Jakubowicz T, Frielle D W, Vaughan M H
Acta Biochim Pol. 1985;32(3):199-210.
A significant, reversible decline in the level of 40S subunit X Met-tRNAf complexes was observed in HeLa cells treated with either of two inhibitors of tRNA charging, histidinol or O-methylthreonine. A decline in 40S X subunit Met-tRNAf complexes was also seen in HeLa cells deprived of histidine and in mutant Chinese hamster ovary cells, bearing a temperature-sensitive leucyl-tRNA charging enzyme, when they were incubated at a non-permissive temperature. Treatment with histidinol or O-methylthreonine did not affect the relative degree of phosphorylation of the alpha subunit of initiation factor eIF-2. Histidinol did not stimulate the activity of the endogenous kinase for eIF-2 alpha subunit in extracts prepared from HeLa cells. In the presence of histidinol the phosphorylation level of a 25000-dalton protein was reversibly increased.

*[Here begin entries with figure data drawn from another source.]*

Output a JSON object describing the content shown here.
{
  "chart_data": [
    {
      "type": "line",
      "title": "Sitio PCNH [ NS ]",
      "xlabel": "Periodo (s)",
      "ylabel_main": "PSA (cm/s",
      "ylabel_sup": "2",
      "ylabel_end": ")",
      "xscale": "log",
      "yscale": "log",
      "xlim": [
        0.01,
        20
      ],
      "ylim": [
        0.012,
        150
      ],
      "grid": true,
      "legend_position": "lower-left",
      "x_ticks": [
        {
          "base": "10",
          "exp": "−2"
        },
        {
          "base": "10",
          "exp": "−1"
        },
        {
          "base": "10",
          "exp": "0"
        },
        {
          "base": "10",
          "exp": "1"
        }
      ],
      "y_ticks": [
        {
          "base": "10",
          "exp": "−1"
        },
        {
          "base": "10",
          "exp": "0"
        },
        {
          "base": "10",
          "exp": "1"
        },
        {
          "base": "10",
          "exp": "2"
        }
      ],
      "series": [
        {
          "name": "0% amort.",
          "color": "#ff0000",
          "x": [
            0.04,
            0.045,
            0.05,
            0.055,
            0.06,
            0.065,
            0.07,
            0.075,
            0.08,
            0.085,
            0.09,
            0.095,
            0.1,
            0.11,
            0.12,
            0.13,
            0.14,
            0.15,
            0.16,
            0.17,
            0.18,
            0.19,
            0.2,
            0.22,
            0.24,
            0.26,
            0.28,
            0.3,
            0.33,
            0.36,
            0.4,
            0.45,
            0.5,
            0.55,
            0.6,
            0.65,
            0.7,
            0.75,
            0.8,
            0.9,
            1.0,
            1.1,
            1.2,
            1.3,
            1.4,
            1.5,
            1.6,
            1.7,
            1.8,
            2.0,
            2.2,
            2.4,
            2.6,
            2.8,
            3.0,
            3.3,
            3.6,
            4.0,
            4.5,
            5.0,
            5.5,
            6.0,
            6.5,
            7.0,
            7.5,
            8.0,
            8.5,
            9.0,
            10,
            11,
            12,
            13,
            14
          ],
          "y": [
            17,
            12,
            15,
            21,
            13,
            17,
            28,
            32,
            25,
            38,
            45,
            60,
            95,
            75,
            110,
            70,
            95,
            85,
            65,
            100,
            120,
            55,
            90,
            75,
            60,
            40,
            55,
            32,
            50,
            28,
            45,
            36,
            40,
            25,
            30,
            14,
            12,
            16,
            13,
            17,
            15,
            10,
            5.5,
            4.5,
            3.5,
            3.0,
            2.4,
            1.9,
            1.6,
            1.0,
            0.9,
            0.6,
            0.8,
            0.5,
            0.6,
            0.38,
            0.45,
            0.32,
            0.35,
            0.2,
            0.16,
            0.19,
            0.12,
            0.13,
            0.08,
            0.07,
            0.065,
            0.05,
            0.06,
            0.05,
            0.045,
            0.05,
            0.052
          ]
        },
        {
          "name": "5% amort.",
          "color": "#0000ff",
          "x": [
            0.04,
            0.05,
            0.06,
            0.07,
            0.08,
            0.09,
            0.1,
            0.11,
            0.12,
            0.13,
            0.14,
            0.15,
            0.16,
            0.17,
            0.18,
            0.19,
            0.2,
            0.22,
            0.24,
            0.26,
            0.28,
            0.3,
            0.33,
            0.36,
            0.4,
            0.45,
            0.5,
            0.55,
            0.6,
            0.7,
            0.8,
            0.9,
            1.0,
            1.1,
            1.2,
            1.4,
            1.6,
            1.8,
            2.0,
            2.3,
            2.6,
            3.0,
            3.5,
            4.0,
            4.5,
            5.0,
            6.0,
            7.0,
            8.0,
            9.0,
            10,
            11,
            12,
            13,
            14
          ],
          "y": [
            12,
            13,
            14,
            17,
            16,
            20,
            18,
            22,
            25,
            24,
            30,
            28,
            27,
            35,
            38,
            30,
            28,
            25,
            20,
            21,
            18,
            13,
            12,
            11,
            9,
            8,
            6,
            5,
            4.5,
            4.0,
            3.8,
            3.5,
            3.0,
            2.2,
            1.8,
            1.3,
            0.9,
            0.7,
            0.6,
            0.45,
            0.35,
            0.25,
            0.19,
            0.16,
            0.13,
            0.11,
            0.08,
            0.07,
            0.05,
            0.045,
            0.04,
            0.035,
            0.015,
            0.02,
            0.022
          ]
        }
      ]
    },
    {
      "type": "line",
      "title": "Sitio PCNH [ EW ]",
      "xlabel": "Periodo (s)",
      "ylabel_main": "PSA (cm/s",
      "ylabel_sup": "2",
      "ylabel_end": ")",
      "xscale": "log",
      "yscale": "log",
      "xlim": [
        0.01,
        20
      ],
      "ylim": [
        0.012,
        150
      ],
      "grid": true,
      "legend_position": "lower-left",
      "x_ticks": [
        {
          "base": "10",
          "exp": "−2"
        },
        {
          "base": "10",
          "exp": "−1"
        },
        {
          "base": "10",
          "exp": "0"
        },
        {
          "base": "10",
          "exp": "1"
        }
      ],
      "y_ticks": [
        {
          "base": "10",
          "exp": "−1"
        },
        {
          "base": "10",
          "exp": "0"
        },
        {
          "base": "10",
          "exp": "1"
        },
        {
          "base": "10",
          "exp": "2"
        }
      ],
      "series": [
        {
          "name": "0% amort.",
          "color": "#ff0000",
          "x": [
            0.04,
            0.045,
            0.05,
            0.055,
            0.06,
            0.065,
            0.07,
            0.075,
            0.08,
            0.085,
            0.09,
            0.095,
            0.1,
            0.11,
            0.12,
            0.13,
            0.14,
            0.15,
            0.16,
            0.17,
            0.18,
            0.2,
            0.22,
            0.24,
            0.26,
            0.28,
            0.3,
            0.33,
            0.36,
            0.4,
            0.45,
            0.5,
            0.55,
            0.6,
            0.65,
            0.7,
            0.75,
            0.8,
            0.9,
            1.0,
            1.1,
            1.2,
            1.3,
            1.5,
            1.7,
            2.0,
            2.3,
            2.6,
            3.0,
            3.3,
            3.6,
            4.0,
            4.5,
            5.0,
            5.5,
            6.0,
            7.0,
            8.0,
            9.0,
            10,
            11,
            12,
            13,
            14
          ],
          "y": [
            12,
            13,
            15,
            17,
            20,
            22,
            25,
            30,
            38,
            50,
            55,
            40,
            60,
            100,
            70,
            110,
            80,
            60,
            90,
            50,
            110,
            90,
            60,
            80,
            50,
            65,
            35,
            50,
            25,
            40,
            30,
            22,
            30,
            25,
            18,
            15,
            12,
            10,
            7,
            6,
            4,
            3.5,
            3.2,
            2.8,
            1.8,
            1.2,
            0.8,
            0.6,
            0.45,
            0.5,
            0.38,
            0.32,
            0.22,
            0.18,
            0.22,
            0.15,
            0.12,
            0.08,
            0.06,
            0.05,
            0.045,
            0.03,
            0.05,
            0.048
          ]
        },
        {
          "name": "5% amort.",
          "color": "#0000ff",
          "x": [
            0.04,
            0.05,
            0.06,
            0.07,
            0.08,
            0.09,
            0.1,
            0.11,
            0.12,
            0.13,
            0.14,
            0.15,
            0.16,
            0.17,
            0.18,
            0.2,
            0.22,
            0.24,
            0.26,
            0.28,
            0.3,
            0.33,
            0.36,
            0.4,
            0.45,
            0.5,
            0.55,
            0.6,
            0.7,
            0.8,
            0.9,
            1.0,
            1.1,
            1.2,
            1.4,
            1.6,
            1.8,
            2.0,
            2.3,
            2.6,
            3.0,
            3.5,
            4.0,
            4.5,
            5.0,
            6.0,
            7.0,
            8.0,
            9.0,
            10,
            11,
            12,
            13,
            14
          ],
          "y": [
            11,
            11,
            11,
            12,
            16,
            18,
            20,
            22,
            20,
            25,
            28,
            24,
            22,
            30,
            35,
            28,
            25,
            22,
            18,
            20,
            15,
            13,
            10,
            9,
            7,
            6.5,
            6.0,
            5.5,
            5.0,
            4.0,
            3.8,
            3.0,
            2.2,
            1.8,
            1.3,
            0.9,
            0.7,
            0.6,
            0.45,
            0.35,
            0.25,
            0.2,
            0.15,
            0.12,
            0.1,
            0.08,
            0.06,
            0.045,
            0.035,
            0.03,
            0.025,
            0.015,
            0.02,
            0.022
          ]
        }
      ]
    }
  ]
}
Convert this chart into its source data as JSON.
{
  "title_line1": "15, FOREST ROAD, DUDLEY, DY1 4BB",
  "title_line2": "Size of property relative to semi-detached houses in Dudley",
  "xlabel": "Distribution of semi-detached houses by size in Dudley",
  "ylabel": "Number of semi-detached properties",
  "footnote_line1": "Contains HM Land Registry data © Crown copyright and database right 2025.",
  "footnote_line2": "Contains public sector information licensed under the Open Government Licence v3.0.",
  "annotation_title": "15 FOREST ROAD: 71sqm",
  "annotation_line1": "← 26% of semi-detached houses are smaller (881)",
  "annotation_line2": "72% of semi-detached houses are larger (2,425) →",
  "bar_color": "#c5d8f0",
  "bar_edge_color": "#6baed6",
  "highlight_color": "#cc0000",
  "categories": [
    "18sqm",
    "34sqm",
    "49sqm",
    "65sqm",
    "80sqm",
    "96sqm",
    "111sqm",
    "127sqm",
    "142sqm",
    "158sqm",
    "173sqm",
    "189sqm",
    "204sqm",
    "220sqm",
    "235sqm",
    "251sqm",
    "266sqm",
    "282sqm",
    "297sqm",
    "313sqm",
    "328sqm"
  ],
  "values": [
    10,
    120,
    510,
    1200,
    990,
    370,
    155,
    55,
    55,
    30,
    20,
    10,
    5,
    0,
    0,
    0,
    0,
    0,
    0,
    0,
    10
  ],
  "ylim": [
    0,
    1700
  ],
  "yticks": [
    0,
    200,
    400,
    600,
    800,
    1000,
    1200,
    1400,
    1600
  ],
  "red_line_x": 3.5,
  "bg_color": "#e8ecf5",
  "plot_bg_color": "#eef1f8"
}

在用两种tRNA充电抑制剂(组氨醇或O-甲基苏氨酸)之一处理的HeLa细胞中,观察到40S亚基X Met-tRNAf复合物水平出现显著的、可逆的下降。在缺乏组氨酸的HeLa细胞以及携带温度敏感型亮氨酰-tRNA充电酶的突变中国仓鼠卵巢细胞中,当它们在非允许温度下孵育时,也观察到40S X亚基Met-tRNAf复合物的下降。用组氨醇或O-甲基苏氨酸处理并不影响起始因子eIF-2α亚基的相对磷酸化程度。组氨醇不会刺激从HeLa细胞制备的提取物中内源性eIF-2α亚基激酶的活性。在组氨醇存在的情况下,一种25000道尔顿蛋白质的磷酸化水平可逆地增加。